Egyptologie, d´accord; mais pas de déni de réalité. 

Commentaire sur Afrikara

( 09 Février 2006 22H51 )

Je suis un grand admirateur de Cheikh Anta Diop et de son oeuvre que je considère comme incessible à l´histoire africaine, et cependant, j´estime qu´il ne faut pas perdre de vue la réalité à laquelle nous sommes confrontés et ses imminents devoirs de réalisation réelle et de participation active à la défense et à la promotion de l´avenir. Et il faut l´avouer franchement, depuis 600 ans, l´empire capitaliste occidental, par des moyens des plus ignominieux, nous empêche sournoisement d´exercer nos devoirs envers notre histoire, notre avenir, notre sensibilité socioculturelle.

Le bâton d´Ishango a prouvé qu´au Congo, il y a de cela 22.000 ans, les mathématiques étaient nées et connaissaient un usage quotidien. Ce fait pour peu anodin soit-il met l´histoire de l´homme noir sur un tout nouveau piédestal car il montre que contrairement à toutes les allégations malveillantes occidentales, la science et plus précisément la logique rationnelle et la quantification abstraite étaient de la maîtrise de l´homme noir. On a vu avec quel mal l´occident a essayé de s´approprier la civilisation égyptienne, et elle fut bien déçue de constater que bien de pharaons égyptiens étaient noirs, et parmi eux Toutankhamon. Pas étonnant que Napoléon, en Egypte, fit briser le nez négroiide des pyramides pour effacer les traces de l´historicité noire. On aura tout vu des occidentaux. Des dissertations géologiques furent faussées pour tirer des conclusions avenantes aux théories raciales blanches et même le bâton d´Ishango découvert en 1950 par Jean de Heinzlin de Braucourt est jalousement conservé à Bruxelles, en Belgique. Pauvreté intellectuelle que tout cela.

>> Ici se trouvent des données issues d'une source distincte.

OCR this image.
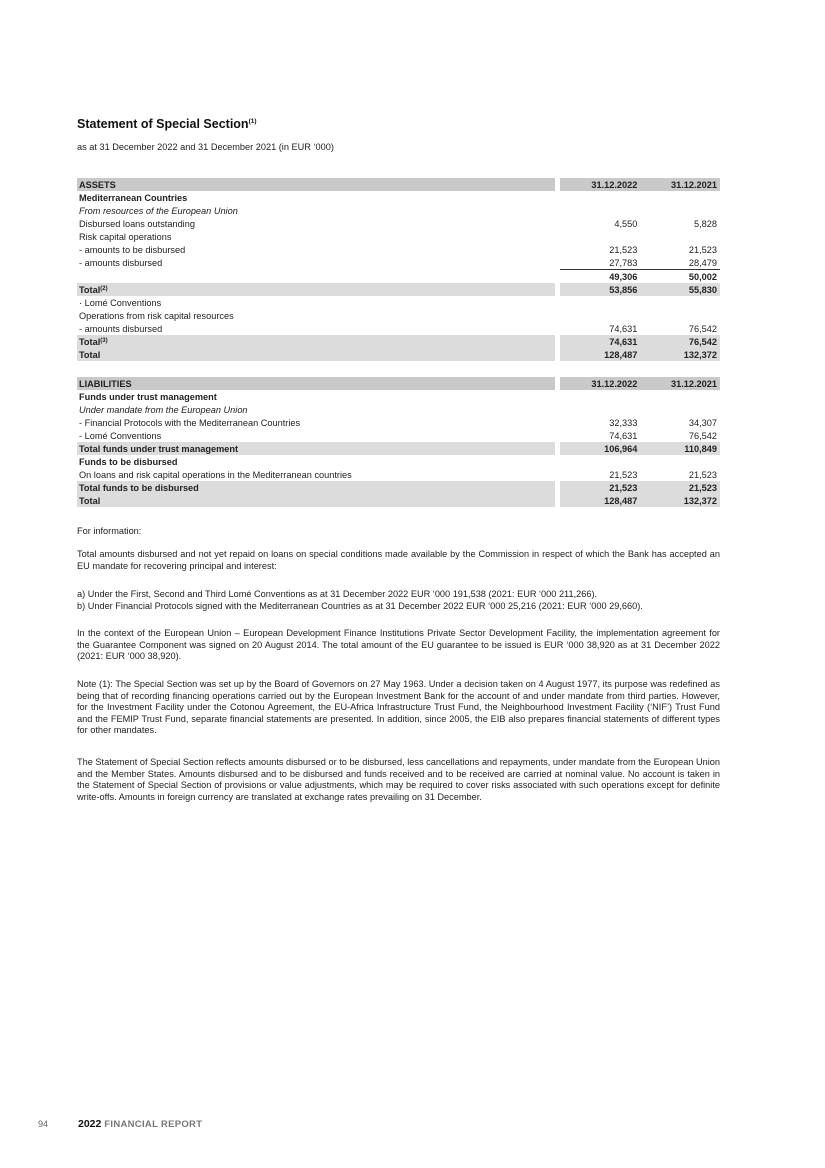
Statement of Special Section$^{(1)}$
as at 31 December 2022 and 31 December 2021 (in EUR ‘000)
ASSETS		31.12.2022	31.12.2021
Mediterranean Countries			
From resources of the European Union			
Disbursed loans outstanding		4,550	5,828
Risk capital operations			
- amounts to be disbursed		21,523	21,523
- amounts disbursed		27,783	28,479
		49,306	50,002
Total$^{(2)}$		53,856	55,830
· Lomé Conventions			
Operations from risk capital resources			
- amounts disbursed		74,631	76,542
Total$^{(3)}$		74,631	76,542
Total		128,487	132,372
LIABILITIES		31.12.2022	31.12.2021
Funds under trust management			
Under mandate from the European Union			
- Financial Protocols with the Mediterranean Countries		32,333	34,307
- Lomé Conventions		74,631	76,542
Total funds under trust management		106,964	110,849
Funds to be disbursed			
On loans and risk capital operations in the Mediterranean countries		21,523	21,523
Total funds to be disbursed		21,523	21,523
Total		128,487	132,372

For information:

Total amounts disbursed and not yet repaid on loans on special conditions made available by the Commission in respect of which the Bank has accepted an EU mandate for recovering principal and interest:

a) Under the First, Second and Third Lomé Conventions as at 31 December 2022 EUR ‘000 191,538 (2021: EUR ‘000 211,266).

b) Under Financial Protocols signed with the Mediterranean Countries as at 31 December 2022 EUR ‘000 25,216 (2021: EUR ‘000 29,660).

In the context of the European Union – European Development Finance Institutions Private Sector Development Facility, the implementation agreement for the Guarantee Component was signed on 20 August 2014. The total amount of the EU guarantee to be issued is EUR ‘000 38,920 as at 31 December 2022 (2021: EUR ‘000 38,920).

Note (1): The Special Section was set up by the Board of Governors on 27 May 1963. Under a decision taken on 4 August 1977, its purpose was redefined as being that of recording financing operations carried out by the European Investment Bank for the account of and under mandate from third parties. However, for the Investment Facility under the Cotonou Agreement, the EU-Africa Infrastructure Trust Fund, the Neighbourhood Investment Facility (‘NIF’) Trust Fund and the FEMIP Trust Fund, separate financial statements are presented. In addition, since 2005, the EIB also prepares financial statements of different types for other mandates.

The Statement of Special Section reflects amounts disbursed or to be disbursed, less cancellations and repayments, under mandate from the European Union and the Member States. Amounts disbursed and to be disbursed and funds received and to be received are carried at nominal value. No account is taken in the Statement of Special Section of provisions or value adjustments, which may be required to cover risks associated with such operations except for definite write-offs. Amounts in foreign currency are translated at exchange rates prevailing on 31 December.

94	2022 FINANCIAL REPORT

Et cependant, au delà de l´étude et la compréhension de l´histoire passée de l´homme noir, nous devons tirer rapidement des conclusions qui nous permettent de revenir plus assurés et plus riches de contenu critique et de créativité afin de mieux maîtriser notre présent et prévenir notre futur. L´histoire Egyptienne quelque belle qu´elle soit, ou celle des passés des peuples africains ne doivent devenir une retraite ou un prétexte pour nous y cacher, pour nous faire oublier nos devoirs envers le présent et l´avenir. Car c´est seulement dans la fête du présent et l´enchantement de l´avenir que chaque être humain, que chaque culture, que chaque race découvre et célèbre les valeurs véritables de son passé.